Dahulu, ketika kelas 2 dan 3 SMA, setiap sabtu kami mengadakan acara Nuansa Islam setelah jam pulang sekolah. Pembicaranya alumni satu atau dua tahun di atas kita. Tanpa dibayar, kadang tanpa suguhan, kadang pesertanya juga tidak penuh satu dua kelas (kadang kala hanya dapat dihitung dengan ke-empat jari tangan dan kaki).
Ketika itu, mentoring atau liqa dari rumah ke rumah diisi juga oleh alumni. Bagi kelompok kami, umumnya alumni yang kuliah di PT negeri, di sekitar Jakarta dan Depok. Datang sepulang mereka kuliah, pulang kadang agak larut malam.
Apa yang dicari ? Ilmu, ya ilmu mungkin jawaban yang tepat. Tapi jenis ilmu seperti apa yang dicari. Penyampai ilmu kadang pas-pas-an khazanah ilmunya, maklumlah kuliahnya bidang sains, teknik atau sosial-ekonomi. Kadang tak dapat didefinisikan secara eksak, tapi mungkin dapat dideskripsikan.
Ilmu yang tranformatif, ilmu yang mengubah pribadi. Ilmu yang menginspirasi untuk berubah menjadi lebih baik. Ilmu yang mengilhami mencapai ideal sebagai hamba Tuhan. Ilmu yang meluaskan wawasan untuk lebih kritis memahami keadaan. Ilmu dan belajar sebagai transformasi.
Sekarang, materi dan topik ilmu masih sama. Penyampai lebih berkhazanah dan berkualifikasi ilmu agama. Medium luring maupun daring melimpah ruah. Peserta bisa sangat masif.

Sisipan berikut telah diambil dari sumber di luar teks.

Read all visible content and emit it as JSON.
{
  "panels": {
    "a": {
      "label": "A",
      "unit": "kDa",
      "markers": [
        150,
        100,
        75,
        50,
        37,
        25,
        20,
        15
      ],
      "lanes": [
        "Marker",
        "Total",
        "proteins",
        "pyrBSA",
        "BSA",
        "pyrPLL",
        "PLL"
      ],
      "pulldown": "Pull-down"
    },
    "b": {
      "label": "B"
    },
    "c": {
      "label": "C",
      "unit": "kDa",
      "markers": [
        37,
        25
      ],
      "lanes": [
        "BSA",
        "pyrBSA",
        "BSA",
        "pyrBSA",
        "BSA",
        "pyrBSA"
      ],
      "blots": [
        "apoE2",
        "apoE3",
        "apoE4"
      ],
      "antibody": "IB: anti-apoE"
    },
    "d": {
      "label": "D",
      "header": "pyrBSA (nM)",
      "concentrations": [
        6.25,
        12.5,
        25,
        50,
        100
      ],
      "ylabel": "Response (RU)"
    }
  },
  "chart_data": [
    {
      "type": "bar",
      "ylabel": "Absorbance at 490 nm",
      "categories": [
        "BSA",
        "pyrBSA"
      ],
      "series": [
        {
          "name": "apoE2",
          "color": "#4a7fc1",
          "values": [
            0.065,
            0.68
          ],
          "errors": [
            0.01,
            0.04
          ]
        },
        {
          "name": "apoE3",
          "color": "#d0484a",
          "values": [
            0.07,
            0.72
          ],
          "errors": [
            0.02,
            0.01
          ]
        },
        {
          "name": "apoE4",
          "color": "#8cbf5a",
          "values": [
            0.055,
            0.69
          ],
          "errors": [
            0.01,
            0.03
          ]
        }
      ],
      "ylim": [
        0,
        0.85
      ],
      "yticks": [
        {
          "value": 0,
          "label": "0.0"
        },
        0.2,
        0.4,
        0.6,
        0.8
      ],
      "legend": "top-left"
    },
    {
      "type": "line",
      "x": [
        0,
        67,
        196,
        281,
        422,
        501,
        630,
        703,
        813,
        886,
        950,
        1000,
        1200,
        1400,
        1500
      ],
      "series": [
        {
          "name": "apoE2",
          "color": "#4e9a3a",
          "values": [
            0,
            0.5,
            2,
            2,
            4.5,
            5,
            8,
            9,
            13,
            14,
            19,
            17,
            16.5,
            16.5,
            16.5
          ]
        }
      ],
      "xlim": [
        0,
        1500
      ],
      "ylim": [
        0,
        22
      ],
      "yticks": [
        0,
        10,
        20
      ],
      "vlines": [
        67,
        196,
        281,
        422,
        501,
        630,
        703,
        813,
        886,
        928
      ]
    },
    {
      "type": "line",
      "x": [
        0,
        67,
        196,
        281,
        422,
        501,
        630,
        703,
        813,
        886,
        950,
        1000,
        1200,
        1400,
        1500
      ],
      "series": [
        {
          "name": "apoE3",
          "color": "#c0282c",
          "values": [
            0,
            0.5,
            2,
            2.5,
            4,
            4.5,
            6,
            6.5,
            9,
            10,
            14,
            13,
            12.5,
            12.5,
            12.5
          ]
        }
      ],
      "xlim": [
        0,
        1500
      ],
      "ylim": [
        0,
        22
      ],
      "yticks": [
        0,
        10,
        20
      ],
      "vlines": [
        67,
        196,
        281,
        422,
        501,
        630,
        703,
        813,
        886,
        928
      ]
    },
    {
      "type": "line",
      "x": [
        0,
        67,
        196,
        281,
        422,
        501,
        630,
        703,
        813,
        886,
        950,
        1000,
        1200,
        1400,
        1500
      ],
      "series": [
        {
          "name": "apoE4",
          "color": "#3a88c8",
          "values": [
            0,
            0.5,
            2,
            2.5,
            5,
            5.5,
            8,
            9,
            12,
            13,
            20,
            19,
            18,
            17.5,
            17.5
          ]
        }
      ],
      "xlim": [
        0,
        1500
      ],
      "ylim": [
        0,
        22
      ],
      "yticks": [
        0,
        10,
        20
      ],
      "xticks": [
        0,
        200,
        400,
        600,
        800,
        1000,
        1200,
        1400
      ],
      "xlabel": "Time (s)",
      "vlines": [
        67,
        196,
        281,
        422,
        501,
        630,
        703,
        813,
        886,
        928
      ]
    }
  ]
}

Apakah transformasi tercapai ? Apakah perubahan terjadi ?
Jika tidak sesuai dengan ekspektasi kita sebagai juru dakwah, apa problemnya ? Secara sosiologis barangkali ada perubahan kualitas ilmu yang mengikat antara penyampai dan penerima. Ikatannya bukan lagi ikatan transformasi. Ikatannya barangkalai mirip seperti komoditas. Mirip seperti naik turunnya komoditas yang diperdagangkan di bursa. Ilmu dinilai mirip dengan persaingan harga komiditi; siapa penyampai, lulusan mana, orang terkenal atau bukan, jamaahnya banyak atau tidak, lucu atau tidak, materinya kontroversial atau tidak.